The massive profits SPAC sponsors receive from this “promote,” regardless of the quality of the company they merge with, led to an explosion in the number of SPACs hitting the market. Today, there remain hundreds of SPACs chasing deals of significant size in the same industries. This will inevitably mean that standards will slip and that weaker companies will be brought to market. Moreover, hundreds of SPACs competing for a limited supply of private companies means that these private companies can ask for higher valuations. The sheer number of SPACs is leading to some SPACs overpaying for their merger targets.
Due to the risks in SPACs and the fervor from retail investors, it is easy to dismiss all SPACs as speculative investments. To be sure, many of these companies merging with SPACs will fail over the long term, as SPACs pull from venture capital, and venture capital is inherently speculative. The electric vehicle SPACs in particular appear to have lofty valuations with little to no current revenue or competitive advantages. Despite the risks inherent in SPACs such as dilution, there remain a few ways in which they offer themselves as sound investments.

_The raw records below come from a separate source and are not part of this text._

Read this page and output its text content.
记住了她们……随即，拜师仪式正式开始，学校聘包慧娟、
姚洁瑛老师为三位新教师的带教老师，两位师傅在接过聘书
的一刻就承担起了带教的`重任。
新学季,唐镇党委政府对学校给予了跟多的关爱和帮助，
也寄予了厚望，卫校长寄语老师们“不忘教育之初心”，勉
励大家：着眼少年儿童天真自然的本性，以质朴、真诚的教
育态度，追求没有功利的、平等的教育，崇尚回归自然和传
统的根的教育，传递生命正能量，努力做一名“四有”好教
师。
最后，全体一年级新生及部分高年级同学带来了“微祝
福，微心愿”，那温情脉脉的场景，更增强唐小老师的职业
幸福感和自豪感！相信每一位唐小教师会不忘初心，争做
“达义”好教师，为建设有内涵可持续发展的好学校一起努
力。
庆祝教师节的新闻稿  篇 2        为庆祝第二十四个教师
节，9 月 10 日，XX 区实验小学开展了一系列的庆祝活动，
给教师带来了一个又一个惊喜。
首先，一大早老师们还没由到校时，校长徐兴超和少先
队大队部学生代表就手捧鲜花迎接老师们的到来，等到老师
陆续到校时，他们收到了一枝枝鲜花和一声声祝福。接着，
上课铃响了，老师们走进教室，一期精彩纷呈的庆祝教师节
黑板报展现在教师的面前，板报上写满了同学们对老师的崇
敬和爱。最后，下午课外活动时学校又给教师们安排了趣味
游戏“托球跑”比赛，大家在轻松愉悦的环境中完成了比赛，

Amidst the February and March crash in SPAC prices, merger arbitrage opportunities have emerged. Pre-merger SPACs trading below their $10 net asset value are safe, risk-free investments as they can be redeemed at $10 plus accrued interest upon merger completion. Investors can think of it as purchasing a $10 bill for less than $10. Furthermore, if these SPACs trading sub-net asset value announce exciting merger targets at attractive valuations, they may increase in price. Purchasing shares of SPACs sub $10 offers 0% downside before their merger is completed as the investor can either sell them for a profit if the price increases or have their
shares redeemed.
Overall, many companies targeted by SPACs are speculative growth stocks trading at high multiples. However, there are unique cases in which SPACs acquire high-growth companies at reasonable prices, which provide long-term shareholders excellent returns. For example, Draftkings, a popular sports betting company, went public via SPAC in April 2020 and returned 526% from its SPAC IPO price of $10. Furthermore, QuantumsScape, a Bill Gates-backed company that makes solid-state batteries, returned 395% from its SPAC IPO. 24 SPACs have been completed in 2021, and despite merger dilution and the founder “promote,” they have returned 35.2% on average from their SPAC IPO.
The financial media tends to label all SPACs as poor investments, with a select few which prove good long-term holds. This provides opportunities for the proactive investor who is willing to do their due diligence. As renowned investor Peter Lynch famously said, "The person that turns over the most rocks wins the game.”